寄宿舎に入れられた師範たちの証言がまとめられている、唐沢富太郎の『教師の歴史』(創元社)には、この教師育成施設で、「四年生は神聖、三年生は幹部」「鉄拳の乱下」など体育会運動部のベースとなる価値観がまん延していた事実が無数に記されて、以下のような問題も指摘されている。
「師範の寄宿舎生活には極端な軍隊的な階級制が存していたのであるが、これに伴って併発した現象が上級生の下級生いじめということである」(P.60)
厳しい上下関係のもとで暴力とハラスメントを受けながら「師範」となった人々が、教育現場に出て子どもたちに、自分が受けた教育をどのように「再現」するのかというのはもはや説明の必要はないだろう。
1949年の親たちが暴力を我慢できないのは、すべてこの森の教育改革の賜物である可能性が高いのだ。
よく日本人の暴力は、軍国主義が原因だという話になることがあるが、正確には「教育現場が軍隊になった」ことが大きい。そして、教育が恐ろしいのは、中国や北朝鮮の反日教育などをみれば分かるように、パンデミックのごとく爆発的に社会に広まって、それが長く尾を引く点にある。
顔をひっぱたかれ、髪を引っ張られて18歳の少女が「暴力はなかった」と訴えた。その親も、娘が暴力を受けているのを知りながら、その指導者を「信頼している」とおっしゃっていた。
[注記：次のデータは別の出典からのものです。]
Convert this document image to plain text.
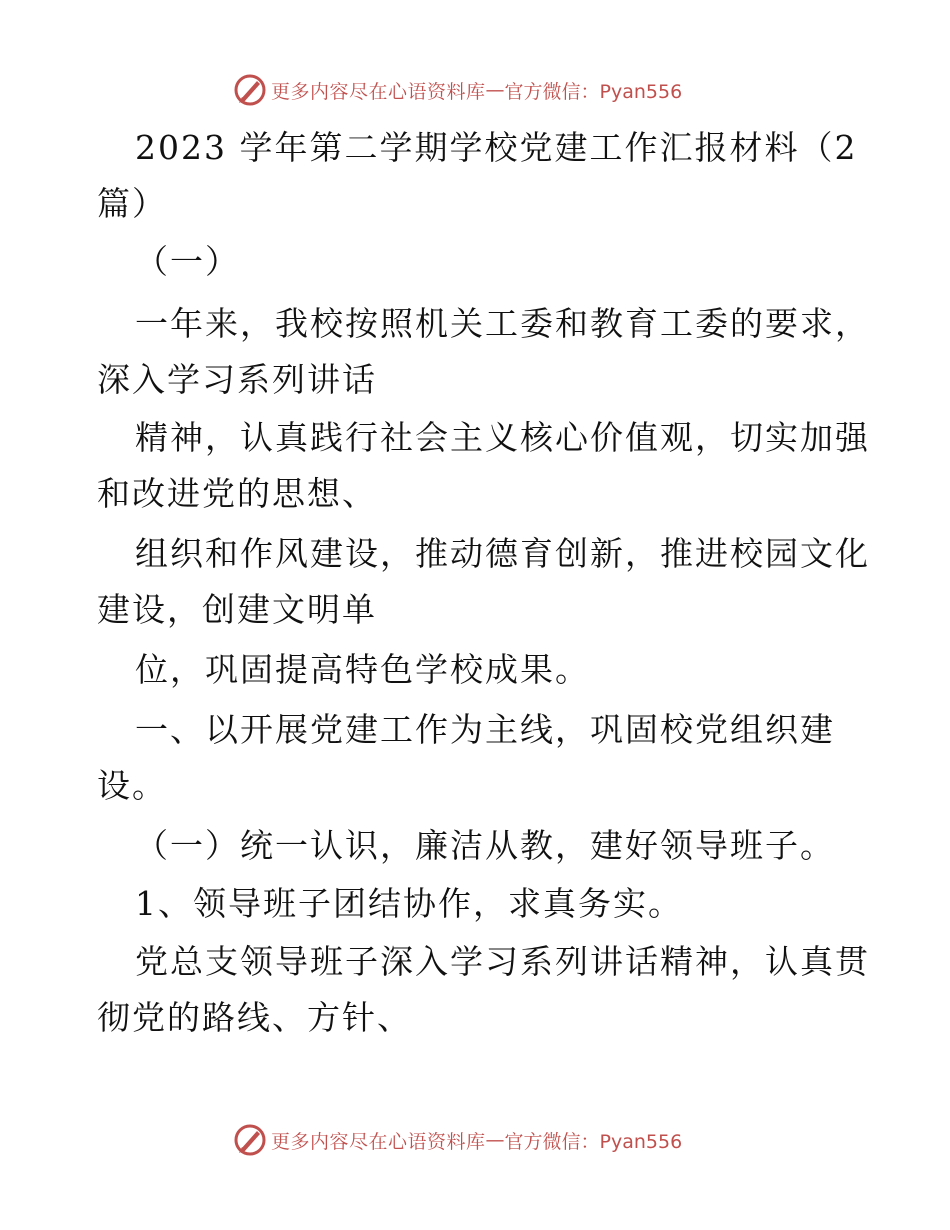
更多内容尽在心语资料库 — 官方微信：Pyan556
2023 学年第二学期学校党建工作汇报材料（2
篇）
（一）
一年来，我校按照机关工委和教育工委的要求，
深入学习系列讲话
精神，认真践行社会主义核心价值观，切实加强
和改进党的思想、
组织和作风建设，推动德育创新，推进校园文化
建设，创建文明单
位，巩固提高特色学校成果。
一、以开展党建工作为主线，巩固校党组织建
设。
（一）统一认识，廉洁从教，建好领导班子。
1、领导班子团结协作，求真务实。
党总支领导班子深入学习系列讲话精神，认真贯
彻党的路线、方针、
更多内容尽在心语资料库 — 官方微信：Pyan556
その構図を見て、「宗教みたいね」と言って日本中から叩かれた人がいた。確かに、相手の気持ちに寄り添わない不適切な発言であって批判されてしかるべしだが、実は本質的なところでは、それほど間違ったことは言っていない。
暴力指導とは日本人にとって、理性や合理的思考を超越した、もはや信仰のような存在なのだ。
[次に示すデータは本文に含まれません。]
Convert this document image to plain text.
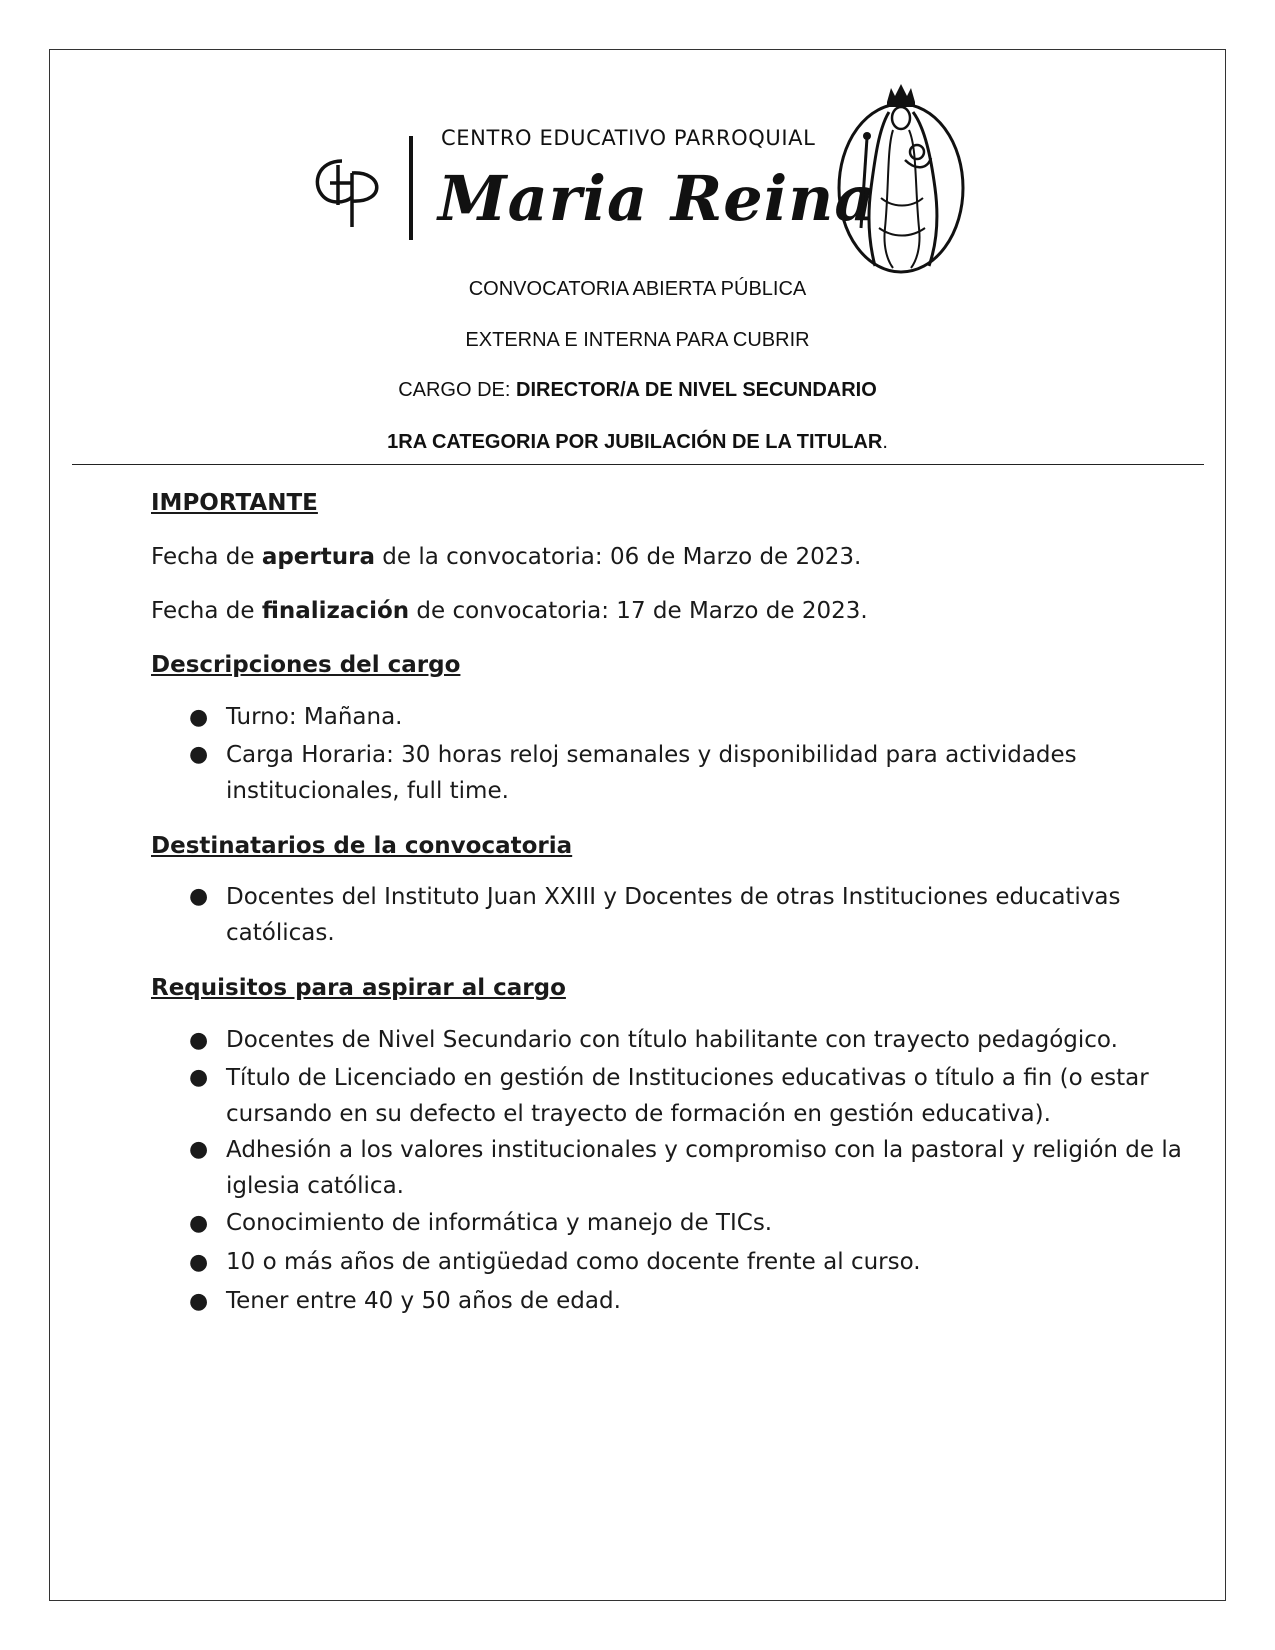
CENTRO EDUCATIVO PARROQUIAL
Maria Reina
CONVOCATORIA ABIERTA PÚBLICA
EXTERNA E INTERNA PARA CUBRIR
CARGO DE: DIRECTOR/A DE NIVEL SECUNDARIO
1RA CATEGORIA POR JUBILACIÓN DE LA TITULAR.

IMPORTANTE

Fecha de apertura de la convocatoria: 06 de Marzo de 2023.

Fecha de finalización de convocatoria: 17 de Marzo de 2023.

Descripciones del cargo

● Turno: Mañana.
● Carga Horaria: 30 horas reloj semanales y disponibilidad para actividades institucionales, full time.

Destinatarios de la convocatoria

● Docentes del Instituto Juan XXIII y Docentes de otras Instituciones educativas católicas.

Requisitos para aspirar al cargo

● Docentes de Nivel Secundario con título habilitante con trayecto pedagógico.
● Título de Licenciado en gestión de Instituciones educativas o título a fin (o estar cursando en su defecto el trayecto de formación en gestión educativa).
● Adhesión a los valores institucionales y compromiso con la pastoral y religión de la iglesia católica.
● Conocimiento de informática y manejo de TICs.
● 10 o más años de antigüedad como docente frente al curso.
● Tener entre 40 y 50 años de edad.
神を信じる人に対して、神を否定しても聞く耳を持つわけがない。「何も知らないお前に何が分かる」「あの素晴らしい体験があったから今の自分がいるのだ」――。そんなややこしい反論がきて、平行線だろう。「愛のムチ」に対する信仰も、これと全く同じだ。
どんなに「暴力はダメよ」という社会になっても、ひっそりと一部の熱心の「信者」が隠れキリシタンのように守られていく。それが日本人にとっての「体罰」なのかもしれない。
これからも日本ではこっそりと暴力指導が続いていくのだろう。